Page last updated at 07:27 GMT, Sunday, 13 April 2008 08:27 UK

Brown supports 'Armed Forces Day'

British soldier
91 British troops have lost their lives in Afghanistan since 2001

Britain is to hold an Armed Forces Day to allow the public to show their support and respect for the military, Gordon Brown has suggested.

In a letter seen by the Sunday Telegraph, the prime minister signals that plans are being drawn up for "a special day of celebration".

Leading football clubs are expected to be called on to host parades by troops.

A study by Labour MP Quentin Davies into how the country can celebrate the military is to be published shortly.

Mr Brown has not yet spoken publicly about his support of an Armed Forces Day.

However, in his letter to Richard Scudamore, chief executive of the premier league, he said he was looking forward to discussing how football clubs could "play their part".

'Strengthening bonds'

He wrote that a parade of honour at Aston Villa's ground last season by returning troops was "an excellent example of how football clubs and their fans can show their appreciation for the service of our armed forces".

"As we take forward our plans for a special day of celebration for the armed forces, I look forward to working with you to see how the premier league can play its part," he added.

The idea for such a day has already won support from senior military commanders and some families of service personnel killed in war.

Writing in the Telegraph last month, Defence Secretary Des Browne said many people in Britain, especially the younger generations, were unaware what the forces actually do or how brave and dedicated they were.

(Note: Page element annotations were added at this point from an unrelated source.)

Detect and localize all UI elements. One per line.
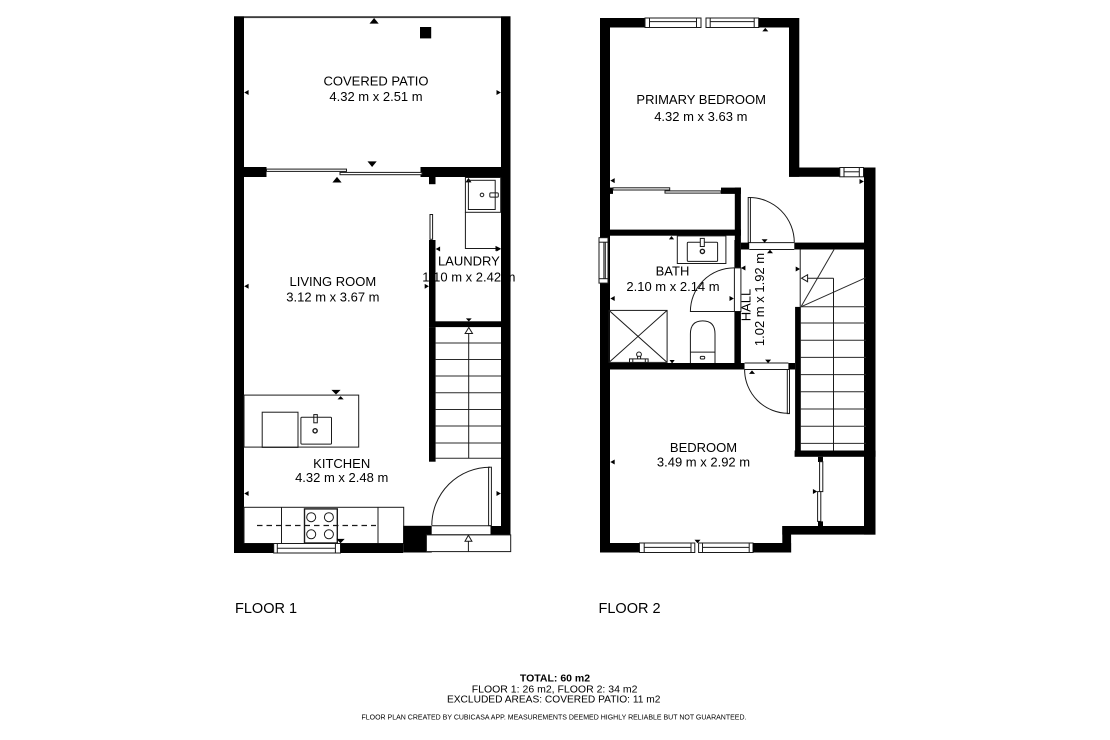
svg-text:FLOOR 1: FLOOR 1 xyxy=(235,601,297,617)
svg-text:LIVING ROOM: LIVING ROOM xyxy=(290,274,377,289)
svg-text:COVERED PATIO: COVERED PATIO xyxy=(324,74,429,89)
svg-text:FLOOR PLAN CREATED BY CUBICASA: FLOOR PLAN CREATED BY CUBICASA APP. MEAS… xyxy=(362,715,747,722)
svg-text:BEDROOM: BEDROOM xyxy=(670,440,737,455)
svg-text:4.32 m x 2.48 m: 4.32 m x 2.48 m xyxy=(295,470,388,485)
svg-text:4.32 m x 3.63 m: 4.32 m x 3.63 m xyxy=(654,109,747,124)
svg-text:BATH: BATH xyxy=(656,264,690,279)
svg-text:4.32 m x 2.51 m: 4.32 m x 2.51 m xyxy=(329,89,422,104)
svg-text:KITCHEN: KITCHEN xyxy=(313,456,370,471)
svg-text:3.49 m x 2.92 m: 3.49 m x 2.92 m xyxy=(657,455,750,470)
svg-text:3.12 m x 3.67 m: 3.12 m x 3.67 m xyxy=(286,290,379,305)
svg-text:LAUNDRY: LAUNDRY xyxy=(438,254,500,269)
svg-text:EXCLUDED AREAS: COVERED PATIO:: EXCLUDED AREAS: COVERED PATIO: 11 m2 xyxy=(447,695,661,706)
svg-text:1.02 m x 1.92 m: 1.02 m x 1.92 m xyxy=(752,253,767,346)
svg-text:PRIMARY BEDROOM: PRIMARY BEDROOM xyxy=(636,92,766,107)
svg-text:2.10 m x 2.14 m: 2.10 m x 2.14 m xyxy=(626,279,719,294)
svg-text:1.10 m x 2.42 m: 1.10 m x 2.42 m xyxy=(422,270,515,285)
svg-text:FLOOR 2: FLOOR 2 xyxy=(599,601,661,617)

He added that while it was unclear how the relationship between the public and the armed forces should be consolidated, there was a need for "some mechanism to help strengthen the bond".

Sacrifices

A Downing Street spokesman said: "The prime minister and Des Browne think it's a good idea to recognise the armed forces."

He said Mr Davies' review was expected to published in the next few weeks.

Last year, Gen Sir Richard Dannatt, the head of the Army, expressed concerns about a "growing gulf between the Army and the nation".

He suggested that work carried out by troops - and the sacrifices that form an integral part of their job - were not being acknowledged.

To date, 176 UK troops have been killed in operations in Iraq, and a further 91 have lost their lives in operations in Afghanistan since 2001.